As an activist for intercultural dialogue, for twenty years he has organized "Love and Peace Dinners" every year during Ramadan, with the participation of Greek, Armenian, Syriac Patriarchs, President of Religious Affairs Directorate of Turkish Republic, Turkish Grand Rabbi, Representatives of Vatican, consuls general and ambassadors from many countries, and other guests from Turkey and around the world. For his works of intercultural dialogue, he was received by Pope Benedict XVI in Vatican. Also, for his major contributions during the Pope's visit, he received the "Memoriam Medal of Benedict XVI" in March 2007.

He serves as the member of Academic Council of the "[Atatürk Center]" in Azerbaijan. His books "Yellow Leaves Season" and "Living Atatürk" were published by this center in 2005 and 2006.
Dr. Akkan Suver, having concerns for civil society, he once again took part in the Elections in Azerbaijan, Uzbekistan, Bulgaria, Kyrgyzstan, and Georgia as an 'Observer Statute’.

Dr. Suver is a well-known journalist and writer in Turkey.

==Recognition==
Dr. Suver received Honorary Causa Doctorate from Azerbaijan Tefekkür University (2001), Honorary Causa Professorship from Kyrgyzstan Bishkek University (2010), and Honorary Doctorate from Romania Constanza Maritime University (2013).He was elected as the vice president of the "[World Mongolian Assembly]", which was organized in [Karakurum]. (2006.)

He is the Honorary Consul General of Montenegro in Istanbul, having been approved by the Government of the Republic of Montenegro on May 28, 2008.

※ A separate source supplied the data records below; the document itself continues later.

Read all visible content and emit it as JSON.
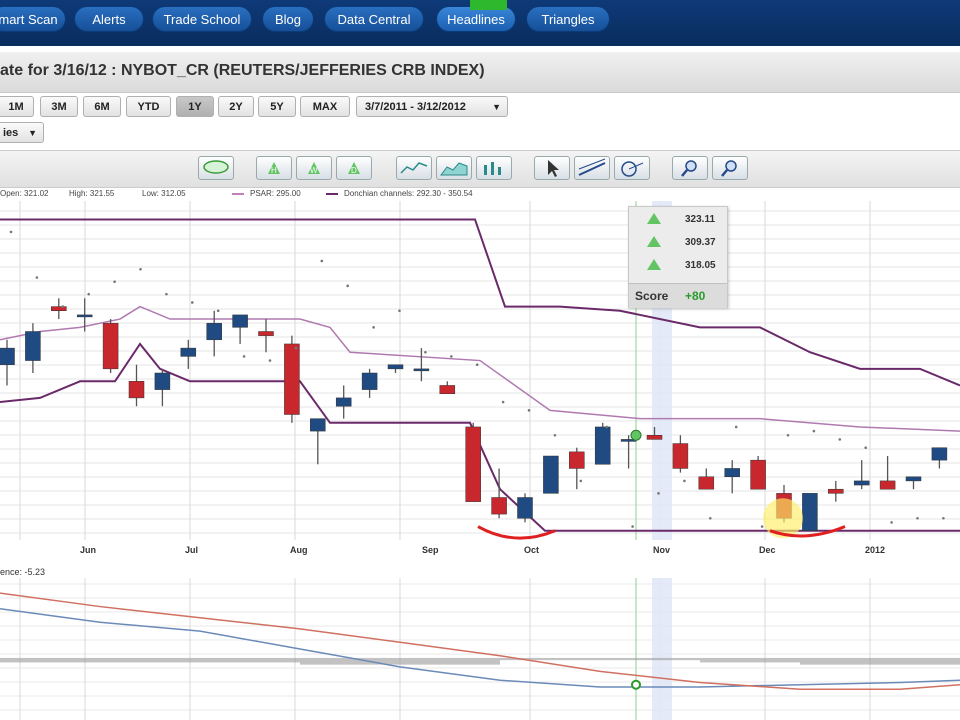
{
  "nav": {
    "items": [
      "mart Scan",
      "Alerts",
      "Trade School",
      "Blog",
      "Data Central",
      "Headlines",
      "Triangles"
    ]
  },
  "title": "ate for 3/16/12 : NYBOT_CR (REUTERS/JEFFERIES CRB INDEX)",
  "range": {
    "buttons": [
      "1M",
      "3M",
      "6M",
      "YTD",
      "1Y",
      "2Y",
      "5Y",
      "MAX"
    ],
    "selected": "1Y",
    "date_range": "3/7/2011 - 3/12/2012"
  },
  "series_select": "ies",
  "info": {
    "open": "Open: 321.02",
    "high": "High: 321.55",
    "low": "Low: 312.05",
    "psar": "PSAR: 295.00",
    "donchian": "Donchian channels: 292.30 - 350.54"
  },
  "score_panel": {
    "values": [
      "323.11",
      "309.37",
      "318.05"
    ],
    "score_label": "Score",
    "score_value": "+80"
  },
  "lower_panel": {
    "label": "ence: -5.23"
  },
  "colors": {
    "bull": "#1f4a82",
    "bear": "#c8282d",
    "donchian": "#6a2a6a",
    "psar": "#777777",
    "nav_bg": "#0e3a78",
    "score_green": "#2a9a2a",
    "annotation": "#e02020"
  },
  "chart_data": [
    {
      "type": "candlestick",
      "title": "NYBOT_CR (REUTERS/JEFFERIES CRB INDEX)",
      "x_ticks": [
        "Jun",
        "Jul",
        "Aug",
        "Sep",
        "Oct",
        "Nov",
        "Dec",
        "2012"
      ],
      "ylim": [
        285,
        365
      ],
      "grid": true,
      "candles": [
        {
          "o": 327,
          "h": 333,
          "l": 322,
          "c": 331
        },
        {
          "o": 328,
          "h": 337,
          "l": 325,
          "c": 335
        },
        {
          "o": 341,
          "h": 343,
          "l": 338,
          "c": 340
        },
        {
          "o": 339,
          "h": 343,
          "l": 335,
          "c": 339
        },
        {
          "o": 337,
          "h": 338,
          "l": 325,
          "c": 326
        },
        {
          "o": 323,
          "h": 327,
          "l": 317,
          "c": 319
        },
        {
          "o": 321,
          "h": 326,
          "l": 317,
          "c": 325
        },
        {
          "o": 329,
          "h": 333,
          "l": 326,
          "c": 331
        },
        {
          "o": 333,
          "h": 340,
          "l": 329,
          "c": 337
        },
        {
          "o": 336,
          "h": 338,
          "l": 332,
          "c": 339
        },
        {
          "o": 335,
          "h": 338,
          "l": 330,
          "c": 334
        },
        {
          "o": 332,
          "h": 334,
          "l": 313,
          "c": 315
        },
        {
          "o": 311,
          "h": 313,
          "l": 303,
          "c": 314
        },
        {
          "o": 317,
          "h": 322,
          "l": 314,
          "c": 319
        },
        {
          "o": 321,
          "h": 326,
          "l": 319,
          "c": 325
        },
        {
          "o": 326,
          "h": 327,
          "l": 325,
          "c": 327
        },
        {
          "o": 326,
          "h": 331,
          "l": 323,
          "c": 326
        },
        {
          "o": 322,
          "h": 323,
          "l": 320,
          "c": 320
        },
        {
          "o": 312,
          "h": 313,
          "l": 294,
          "c": 294
        },
        {
          "o": 295,
          "h": 302,
          "l": 290,
          "c": 291
        },
        {
          "o": 290,
          "h": 296,
          "l": 289,
          "c": 295
        },
        {
          "o": 296,
          "h": 305,
          "l": 296,
          "c": 305
        },
        {
          "o": 306,
          "h": 307,
          "l": 297,
          "c": 302
        },
        {
          "o": 303,
          "h": 313,
          "l": 303,
          "c": 312
        },
        {
          "o": 309,
          "h": 310,
          "l": 302,
          "c": 309
        },
        {
          "o": 310,
          "h": 312,
          "l": 309,
          "c": 309
        },
        {
          "o": 308,
          "h": 310,
          "l": 301,
          "c": 302
        },
        {
          "o": 300,
          "h": 302,
          "l": 298,
          "c": 297
        },
        {
          "o": 300,
          "h": 304,
          "l": 296,
          "c": 302
        },
        {
          "o": 304,
          "h": 305,
          "l": 297,
          "c": 297
        },
        {
          "o": 296,
          "h": 298,
          "l": 289,
          "c": 290
        },
        {
          "o": 287,
          "h": 296,
          "l": 287,
          "c": 296
        },
        {
          "o": 297,
          "h": 299,
          "l": 294,
          "c": 296
        },
        {
          "o": 298,
          "h": 304,
          "l": 297,
          "c": 299
        },
        {
          "o": 299,
          "h": 305,
          "l": 298,
          "c": 297
        },
        {
          "o": 299,
          "h": 300,
          "l": 297,
          "c": 300
        },
        {
          "o": 304,
          "h": 307,
          "l": 302,
          "c": 307
        }
      ],
      "psar": [
        359,
        348,
        341,
        344,
        347,
        350,
        344,
        342,
        340,
        329,
        328,
        331,
        352,
        346,
        336,
        340,
        330,
        329,
        327,
        318,
        316,
        310,
        299,
        312,
        288,
        296,
        299,
        290,
        312,
        288,
        310,
        311,
        309,
        307,
        289,
        290,
        290
      ],
      "donchian_upper": [
        [
          0,
          362
        ],
        [
          30,
          362
        ],
        [
          60,
          362
        ],
        [
          100,
          362
        ],
        [
          140,
          362
        ],
        [
          180,
          362
        ],
        [
          220,
          362
        ],
        [
          260,
          362
        ],
        [
          300,
          362
        ],
        [
          340,
          362
        ],
        [
          380,
          362
        ],
        [
          420,
          362
        ],
        [
          475,
          362
        ],
        [
          505,
          341
        ],
        [
          560,
          341
        ],
        [
          620,
          340
        ],
        [
          700,
          336
        ],
        [
          760,
          336
        ],
        [
          810,
          330
        ],
        [
          860,
          326
        ],
        [
          920,
          326
        ],
        [
          960,
          322
        ]
      ],
      "donchian_lower": [
        [
          0,
          318
        ],
        [
          40,
          319
        ],
        [
          80,
          323
        ],
        [
          115,
          323
        ],
        [
          140,
          332
        ],
        [
          160,
          326
        ],
        [
          190,
          323
        ],
        [
          230,
          323
        ],
        [
          300,
          323
        ],
        [
          330,
          313
        ],
        [
          350,
          313
        ],
        [
          470,
          313
        ],
        [
          500,
          297
        ],
        [
          545,
          287
        ],
        [
          960,
          287
        ]
      ],
      "donchian_mid": [
        [
          0,
          333
        ],
        [
          40,
          335
        ],
        [
          80,
          336
        ],
        [
          120,
          338
        ],
        [
          140,
          341
        ],
        [
          170,
          338
        ],
        [
          230,
          338
        ],
        [
          300,
          338
        ],
        [
          330,
          336
        ],
        [
          350,
          330
        ],
        [
          480,
          328
        ],
        [
          550,
          316
        ],
        [
          640,
          314
        ],
        [
          760,
          314
        ],
        [
          860,
          312
        ],
        [
          960,
          311
        ]
      ]
    },
    {
      "type": "line",
      "ylim": [
        -30,
        30
      ],
      "series": [
        {
          "name": "",
          "color": "#6a8ab8",
          "values": [
            [
              0,
              18
            ],
            [
              100,
              12
            ],
            [
              200,
              8
            ],
            [
              300,
              0
            ],
            [
              400,
              -8
            ],
            [
              500,
              -14
            ],
            [
              600,
              -17
            ],
            [
              700,
              -17
            ],
            [
              800,
              -16
            ],
            [
              900,
              -15
            ],
            [
              960,
              -14
            ]
          ]
        },
        {
          "name": "",
          "color": "#d07060",
          "values": [
            [
              0,
              25
            ],
            [
              100,
              19
            ],
            [
              200,
              14
            ],
            [
              300,
              9
            ],
            [
              400,
              3
            ],
            [
              500,
              -3
            ],
            [
              600,
              -10
            ],
            [
              700,
              -15
            ],
            [
              800,
              -18
            ],
            [
              900,
              -18
            ],
            [
              960,
              -16
            ]
          ]
        }
      ],
      "histogram": [
        [
          0,
          -6
        ],
        [
          100,
          -6
        ],
        [
          200,
          -6
        ],
        [
          300,
          -7
        ],
        [
          400,
          -7
        ],
        [
          500,
          -5
        ],
        [
          600,
          -3
        ],
        [
          700,
          -2
        ],
        [
          800,
          -1
        ],
        [
          900,
          -1
        ],
        [
          960,
          -2
        ]
      ]
    }
  ]
}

He is the Vice-President and founding member of the "International Foundation for Cooperation and Partnership of the Black Sea and the Caspian Sea", which was inaugurated on March 4, 2009, in Bucharest, Romania. Azerbaijani President Ilham Aliyev and President Traian Băsescu of Romania were the Honorary Members of the organization.

==Awards==
- Dr. Suver received the Pontificate Medal from Pope Benedict XVI due to his works on intercultural dialogue first in Turkey and then in international area, also Dostlug Orden and Terraki Medal from Azerbaijan, Genghis Khan Medal, Silver Star Medal and Polar Star Medal from Mongolia and 15th Year Medal, 20th Year Medal and Independence Medal from Moldova - Gagauzia.
- Dr. Akkan Suver, recognized by his endeavours in the area of Intercultural Dialogue, received Balkan Charter of Peace from Balkan Club of Peace on February 14, 2013.
- Dr. Akkan Suver was awarded with Jubile Medal by the organization of BSCSIF on 9 March 2014 in Bucharest.
- The most prestigious award "The Certificate for Decoration of Land of Gagauzia" presented to Dr. Akkan Suver in Moldova Gagauzia on 14 October 2014.
- Dr. Akkan Suver was given Romanian State Special Medal regarding the 25th Anniversary of fall of Communism, in Bucharest by the Prime Minister H.E. Victor Pota on November 20, 2014.
- Dr. Akkan Suver was rewarded by former Vice Chancellor of Austria H.E. Dr. Erhard Busek ‘’ Strategic Partner Award’ at Vienna Economic Forum on November 23, 2014.
- Dr. Akkan Suver was presented the ‘Turkish – Romanian Relations Award’ by the Romanian Ambassador to Ankara H.E. Radu Onofrei, on December 17, 2014.

At various platforms taking place in the same year, Dr. Suver conveyed the views of the Turkish Civil Society during his participation at the various international meetings in Azerbaijan, the People's Republic of China, Romania, Moldova, Gagauzia, Uzbekistan, Macedonia, Montenegro, Bulgaria and Albania.

In 2016, Dr. Suver organized and lead to the 19th Eurasian Economic Summit.

- By the Ministry of Energy of the Republic of Azerbaijan, Dr. Suver hold in high honor with the "Honorary Worker of Energy" Decoration.
- Dr. Suver was granted a Diploma of "Ambassador of Knowledge" by a Ljubljana-based organization, the Life Learning Academy.
- Dr. Akkan Suver, deemed worthy for the titles like journalist of the year, civil society leader of the years from many national and international institutions.